Started reading Gohmert reply. First obvious error (p4): "On January 6th, a joint session of Congress will convene to formally elect the President." The joint session is NOT an election. That was on Dec. 14. The joint session simply counts Dec. 14's votes. https://www.courtlistener.com/recap/gov.uscourts.txed.203073/gov.uscourts.txed.203073.30.0.pdf
2/ The Gohmert reply is breathtaking & preposterous in claiming (p4) a Vice President can "ignore all electors" whose votes he dislikes. The Constitution never intended this monarchical power to disenfranchise Electoral College votes based on personal whim.

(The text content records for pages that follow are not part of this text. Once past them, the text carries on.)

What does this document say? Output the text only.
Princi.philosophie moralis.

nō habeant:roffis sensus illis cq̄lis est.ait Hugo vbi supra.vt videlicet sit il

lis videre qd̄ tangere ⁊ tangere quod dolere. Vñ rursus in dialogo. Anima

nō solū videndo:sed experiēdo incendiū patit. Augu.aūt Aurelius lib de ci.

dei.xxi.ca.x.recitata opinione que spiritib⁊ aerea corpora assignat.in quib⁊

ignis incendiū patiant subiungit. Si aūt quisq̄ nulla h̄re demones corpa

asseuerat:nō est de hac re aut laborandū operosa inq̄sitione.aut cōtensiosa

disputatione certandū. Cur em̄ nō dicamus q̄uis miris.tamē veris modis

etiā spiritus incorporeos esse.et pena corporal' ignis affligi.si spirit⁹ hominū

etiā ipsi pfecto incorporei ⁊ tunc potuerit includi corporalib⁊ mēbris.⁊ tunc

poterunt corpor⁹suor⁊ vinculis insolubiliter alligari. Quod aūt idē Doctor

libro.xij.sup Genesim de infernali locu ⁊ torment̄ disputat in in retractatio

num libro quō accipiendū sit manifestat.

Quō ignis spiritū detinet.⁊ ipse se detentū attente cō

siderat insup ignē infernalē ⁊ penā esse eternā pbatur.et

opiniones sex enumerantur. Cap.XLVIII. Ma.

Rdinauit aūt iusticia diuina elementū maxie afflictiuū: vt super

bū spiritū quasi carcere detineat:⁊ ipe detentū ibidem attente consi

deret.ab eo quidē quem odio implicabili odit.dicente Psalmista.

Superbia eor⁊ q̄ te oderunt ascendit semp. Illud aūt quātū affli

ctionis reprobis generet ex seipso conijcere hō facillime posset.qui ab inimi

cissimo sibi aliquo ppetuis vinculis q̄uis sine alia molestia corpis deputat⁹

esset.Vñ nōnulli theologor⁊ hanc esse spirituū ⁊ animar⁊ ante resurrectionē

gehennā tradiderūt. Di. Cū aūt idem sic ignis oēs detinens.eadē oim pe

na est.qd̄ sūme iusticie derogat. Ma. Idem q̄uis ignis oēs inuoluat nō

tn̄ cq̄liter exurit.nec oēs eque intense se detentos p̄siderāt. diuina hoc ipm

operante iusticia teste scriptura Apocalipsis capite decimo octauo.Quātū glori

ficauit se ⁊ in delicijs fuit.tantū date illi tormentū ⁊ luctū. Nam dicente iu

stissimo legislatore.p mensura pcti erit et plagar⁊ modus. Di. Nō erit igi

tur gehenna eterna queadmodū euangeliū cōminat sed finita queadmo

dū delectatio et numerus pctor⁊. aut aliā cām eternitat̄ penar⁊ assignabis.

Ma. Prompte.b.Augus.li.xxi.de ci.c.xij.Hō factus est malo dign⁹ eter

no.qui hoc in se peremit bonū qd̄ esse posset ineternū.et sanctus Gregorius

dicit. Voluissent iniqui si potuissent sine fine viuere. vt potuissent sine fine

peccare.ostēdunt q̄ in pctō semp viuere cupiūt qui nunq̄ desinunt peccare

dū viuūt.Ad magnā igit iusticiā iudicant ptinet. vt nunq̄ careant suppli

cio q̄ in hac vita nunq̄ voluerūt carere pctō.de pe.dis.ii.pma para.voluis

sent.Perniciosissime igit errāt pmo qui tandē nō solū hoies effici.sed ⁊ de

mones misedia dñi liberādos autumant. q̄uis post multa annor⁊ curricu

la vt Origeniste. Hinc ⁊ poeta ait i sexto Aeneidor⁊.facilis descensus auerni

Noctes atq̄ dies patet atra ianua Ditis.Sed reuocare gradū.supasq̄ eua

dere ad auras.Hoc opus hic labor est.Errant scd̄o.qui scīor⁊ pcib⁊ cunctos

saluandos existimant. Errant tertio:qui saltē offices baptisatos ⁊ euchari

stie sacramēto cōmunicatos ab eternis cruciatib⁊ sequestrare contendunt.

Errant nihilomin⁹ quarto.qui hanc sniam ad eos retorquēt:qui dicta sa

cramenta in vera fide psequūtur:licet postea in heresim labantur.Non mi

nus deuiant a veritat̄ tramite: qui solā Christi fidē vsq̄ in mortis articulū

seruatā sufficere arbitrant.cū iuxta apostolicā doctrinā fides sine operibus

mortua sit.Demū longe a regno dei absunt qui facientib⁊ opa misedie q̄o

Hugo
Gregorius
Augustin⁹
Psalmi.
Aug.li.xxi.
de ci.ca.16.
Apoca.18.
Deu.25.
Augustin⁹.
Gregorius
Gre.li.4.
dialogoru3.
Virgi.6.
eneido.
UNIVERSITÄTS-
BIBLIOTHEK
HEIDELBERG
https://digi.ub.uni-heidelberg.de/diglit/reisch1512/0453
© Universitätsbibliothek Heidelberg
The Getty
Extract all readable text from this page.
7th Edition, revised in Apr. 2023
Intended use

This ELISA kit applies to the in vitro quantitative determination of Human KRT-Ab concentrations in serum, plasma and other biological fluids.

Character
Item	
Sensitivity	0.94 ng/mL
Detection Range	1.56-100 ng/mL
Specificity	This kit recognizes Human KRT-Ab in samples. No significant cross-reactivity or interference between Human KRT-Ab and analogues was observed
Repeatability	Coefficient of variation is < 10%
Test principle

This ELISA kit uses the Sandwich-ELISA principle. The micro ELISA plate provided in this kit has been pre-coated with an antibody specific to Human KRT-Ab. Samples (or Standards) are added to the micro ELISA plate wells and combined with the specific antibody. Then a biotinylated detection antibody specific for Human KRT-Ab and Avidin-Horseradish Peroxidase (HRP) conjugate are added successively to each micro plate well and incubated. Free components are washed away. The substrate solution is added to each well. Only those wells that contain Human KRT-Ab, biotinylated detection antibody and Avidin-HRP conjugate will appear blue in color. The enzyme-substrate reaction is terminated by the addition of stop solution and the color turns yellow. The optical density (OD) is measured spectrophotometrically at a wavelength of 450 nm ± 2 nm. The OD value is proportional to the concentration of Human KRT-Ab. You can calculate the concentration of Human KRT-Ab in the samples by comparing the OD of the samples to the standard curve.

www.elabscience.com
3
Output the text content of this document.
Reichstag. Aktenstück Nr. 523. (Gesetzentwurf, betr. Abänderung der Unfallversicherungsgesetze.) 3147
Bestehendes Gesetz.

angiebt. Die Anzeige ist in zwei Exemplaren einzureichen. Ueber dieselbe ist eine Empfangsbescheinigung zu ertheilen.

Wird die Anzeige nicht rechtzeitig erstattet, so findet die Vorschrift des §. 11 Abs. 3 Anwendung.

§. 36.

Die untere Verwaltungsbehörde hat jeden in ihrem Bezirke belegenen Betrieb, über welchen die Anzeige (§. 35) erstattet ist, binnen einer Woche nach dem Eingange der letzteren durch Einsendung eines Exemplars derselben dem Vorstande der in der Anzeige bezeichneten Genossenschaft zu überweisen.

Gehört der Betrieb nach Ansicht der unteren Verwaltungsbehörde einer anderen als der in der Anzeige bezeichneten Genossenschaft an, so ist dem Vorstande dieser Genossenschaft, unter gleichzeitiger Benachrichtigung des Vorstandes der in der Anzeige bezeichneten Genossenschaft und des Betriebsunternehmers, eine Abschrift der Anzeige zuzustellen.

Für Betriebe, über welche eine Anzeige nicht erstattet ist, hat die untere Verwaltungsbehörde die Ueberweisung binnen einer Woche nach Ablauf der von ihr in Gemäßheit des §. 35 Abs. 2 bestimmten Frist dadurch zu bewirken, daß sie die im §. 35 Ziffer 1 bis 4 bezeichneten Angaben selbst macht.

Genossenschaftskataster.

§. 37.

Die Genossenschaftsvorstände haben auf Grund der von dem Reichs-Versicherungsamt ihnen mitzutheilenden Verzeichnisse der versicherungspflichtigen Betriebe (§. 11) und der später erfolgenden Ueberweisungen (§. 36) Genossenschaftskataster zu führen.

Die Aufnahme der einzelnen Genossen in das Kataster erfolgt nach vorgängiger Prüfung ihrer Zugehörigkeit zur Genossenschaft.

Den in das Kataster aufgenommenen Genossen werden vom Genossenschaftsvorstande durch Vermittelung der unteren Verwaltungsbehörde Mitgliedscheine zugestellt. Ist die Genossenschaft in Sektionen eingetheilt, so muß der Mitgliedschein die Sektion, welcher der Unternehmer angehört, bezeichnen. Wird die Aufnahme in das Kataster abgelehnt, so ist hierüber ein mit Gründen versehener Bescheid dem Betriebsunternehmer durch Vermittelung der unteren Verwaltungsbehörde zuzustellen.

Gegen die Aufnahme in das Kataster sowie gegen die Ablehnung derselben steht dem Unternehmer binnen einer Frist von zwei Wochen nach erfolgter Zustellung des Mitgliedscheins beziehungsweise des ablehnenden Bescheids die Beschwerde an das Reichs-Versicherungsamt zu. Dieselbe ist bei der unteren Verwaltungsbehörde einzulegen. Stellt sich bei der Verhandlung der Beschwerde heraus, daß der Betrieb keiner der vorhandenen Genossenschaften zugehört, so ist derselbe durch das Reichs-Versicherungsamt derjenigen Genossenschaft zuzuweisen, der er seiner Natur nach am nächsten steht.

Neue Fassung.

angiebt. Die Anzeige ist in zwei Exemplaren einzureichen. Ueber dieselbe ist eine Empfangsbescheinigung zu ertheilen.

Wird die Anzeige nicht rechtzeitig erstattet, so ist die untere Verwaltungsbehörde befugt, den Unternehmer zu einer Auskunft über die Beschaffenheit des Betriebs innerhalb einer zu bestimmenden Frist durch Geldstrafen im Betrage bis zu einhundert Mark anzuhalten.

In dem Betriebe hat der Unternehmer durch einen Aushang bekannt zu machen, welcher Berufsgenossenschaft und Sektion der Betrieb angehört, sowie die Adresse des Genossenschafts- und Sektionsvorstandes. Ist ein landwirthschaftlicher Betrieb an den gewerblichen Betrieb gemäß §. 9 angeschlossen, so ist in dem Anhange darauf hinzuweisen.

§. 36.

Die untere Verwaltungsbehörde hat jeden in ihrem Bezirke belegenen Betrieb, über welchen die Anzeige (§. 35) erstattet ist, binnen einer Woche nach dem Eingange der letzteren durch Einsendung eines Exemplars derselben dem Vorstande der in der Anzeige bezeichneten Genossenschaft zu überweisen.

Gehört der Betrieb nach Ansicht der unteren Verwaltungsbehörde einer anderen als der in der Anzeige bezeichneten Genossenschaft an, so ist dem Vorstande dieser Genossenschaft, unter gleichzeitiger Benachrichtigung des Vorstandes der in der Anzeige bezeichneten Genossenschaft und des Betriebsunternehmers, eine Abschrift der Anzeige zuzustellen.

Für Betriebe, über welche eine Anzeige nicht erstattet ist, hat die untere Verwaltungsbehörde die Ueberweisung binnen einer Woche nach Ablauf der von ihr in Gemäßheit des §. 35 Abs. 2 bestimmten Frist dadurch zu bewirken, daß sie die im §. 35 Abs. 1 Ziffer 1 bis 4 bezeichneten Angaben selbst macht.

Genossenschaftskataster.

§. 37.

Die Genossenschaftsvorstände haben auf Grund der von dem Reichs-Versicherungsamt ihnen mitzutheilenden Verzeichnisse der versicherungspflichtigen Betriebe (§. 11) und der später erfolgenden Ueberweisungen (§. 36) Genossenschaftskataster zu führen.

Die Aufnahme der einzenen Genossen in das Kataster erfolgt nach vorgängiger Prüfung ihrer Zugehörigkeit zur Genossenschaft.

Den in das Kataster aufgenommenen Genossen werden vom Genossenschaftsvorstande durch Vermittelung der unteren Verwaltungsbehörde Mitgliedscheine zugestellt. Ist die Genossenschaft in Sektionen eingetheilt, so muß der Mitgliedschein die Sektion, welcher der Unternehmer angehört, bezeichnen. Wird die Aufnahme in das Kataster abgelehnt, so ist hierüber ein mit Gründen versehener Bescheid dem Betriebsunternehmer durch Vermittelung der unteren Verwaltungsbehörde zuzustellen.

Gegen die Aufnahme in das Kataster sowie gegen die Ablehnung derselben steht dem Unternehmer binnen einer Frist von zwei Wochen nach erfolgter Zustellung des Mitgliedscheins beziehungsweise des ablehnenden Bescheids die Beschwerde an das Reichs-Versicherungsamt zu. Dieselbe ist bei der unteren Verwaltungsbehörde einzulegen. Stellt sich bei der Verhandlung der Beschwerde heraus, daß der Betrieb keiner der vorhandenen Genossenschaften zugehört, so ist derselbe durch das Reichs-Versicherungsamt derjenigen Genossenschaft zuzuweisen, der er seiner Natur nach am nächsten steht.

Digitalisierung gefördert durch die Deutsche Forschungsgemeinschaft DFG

3/ The far better view, in my judgment, is that the Constitution's Necessary & Proper Clause empowers Congress to enact a law, like the Electoral Count Act, to implement 12th Amendment's joint session. The point of the N&P Clause was enable Congress to fill in details left open.
4/ ... The Twelfth Amendment's simple description of a special joint session of Congress for counting Electoral College votes is precisely the kind of constitutional clause that the Necessary & Proper power was designed for, to permit Congress to add specificity to the process.
5/ The Gohmert brief (p20) misquotes N&P Clause in saying that Twelfth Amendment is not a "foregoing" power. But N&P Clause applies not just to "foregoing powers" but "to all other powers vested by this Constitution in the government of the U.S." including power of joint session.